To make matters worse, the Prime Minister’s closest political ally is caught up in the Westminster scandal. Damian Green is under investigation by the Cabinet Office for his personal conduct. If he has to go —and several of his allies in the government are not optimistic about his prospects — it will be a devastating blow to Theresa May. She brought him into the cabinet for the first time and made him First Secretary of State. If he has to walk, it will raise questions about her judgment. It will also disrupt the government; a large part of his job is to prevent an unmanageable backlog of work building up in No 10. Ministers fret that, if he resigns, they’ll end up waiting forever for decisions from Downing Street on issues great and small.
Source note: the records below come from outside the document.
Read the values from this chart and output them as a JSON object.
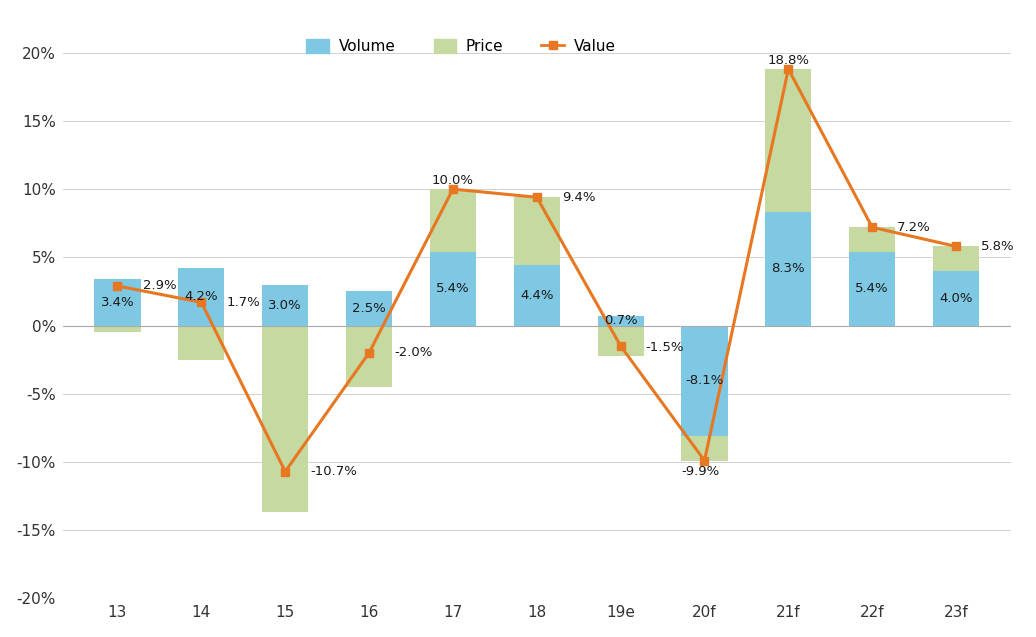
{
  "categories": [
    "13",
    "14",
    "15",
    "16",
    "17",
    "18",
    "19e",
    "20f",
    "21f",
    "22f",
    "23f"
  ],
  "volume": [
    3.4,
    4.2,
    3.0,
    2.5,
    5.4,
    4.4,
    0.7,
    -8.1,
    8.3,
    5.4,
    4.0
  ],
  "price": [
    -0.5,
    -2.5,
    -13.7,
    -4.5,
    4.6,
    5.0,
    -2.2,
    -1.8,
    10.5,
    1.8,
    1.8
  ],
  "value": [
    2.9,
    1.7,
    -10.7,
    -2.0,
    10.0,
    9.4,
    -1.5,
    -9.9,
    18.8,
    7.2,
    5.8
  ],
  "volume_color": "#7EC8E3",
  "price_color": "#C5D9A0",
  "value_color": "#E87722",
  "volume_label": "Volume",
  "price_label": "Price",
  "value_label": "Value",
  "ylim": [
    -20,
    20
  ],
  "yticks": [
    -20,
    -15,
    -10,
    -5,
    0,
    5,
    10,
    15,
    20
  ],
  "ytick_labels": [
    "-20%",
    "-15%",
    "-10%",
    "-5%",
    "0%",
    "5%",
    "10%",
    "15%",
    "20%"
  ],
  "bar_width": 0.55,
  "background_color": "#ffffff",
  "grid_color": "#d0d0d0"
}
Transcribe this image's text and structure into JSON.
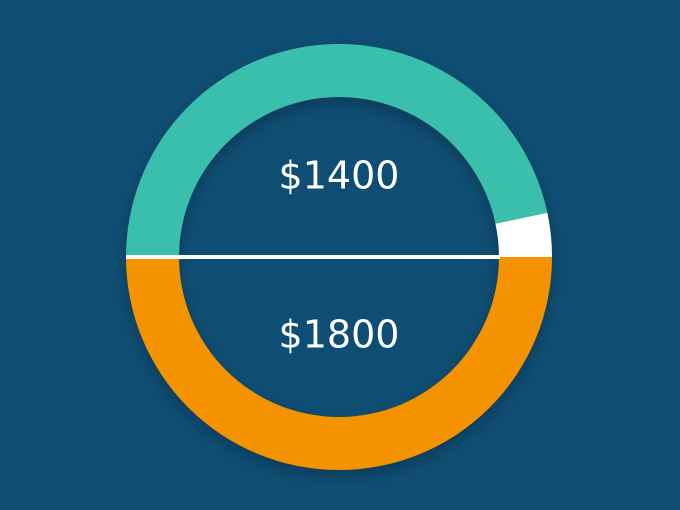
{
  "chart_data": {
    "type": "pie",
    "variant": "split-donut",
    "background": "#0f4e74",
    "divider_color": "#ffffff",
    "halves": [
      {
        "position": "top",
        "label": "$1400",
        "value": 1400,
        "max": 1500,
        "fill_color": "#3bbfad",
        "remainder_color": "#ffffff"
      },
      {
        "position": "bottom",
        "label": "$1800",
        "value": 1800,
        "max": 1800,
        "fill_color": "#f59200",
        "remainder_color": "#ffffff"
      }
    ]
  }
}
Admittedly, no party leader would find the debate surrounding sexual conduct at Westminster easy to deal with. The expenses scandal was, by contrast, black and white. It was clear who had committed a serious offence — and there was a way for those guilty of relatively minor transgressions to make amends. This time round, far more of the evidence is disputed.
But Theresa May should be better placed to deal with this scandal than almost any other politician you can think of. She is not part of Westminster’s late-night culture.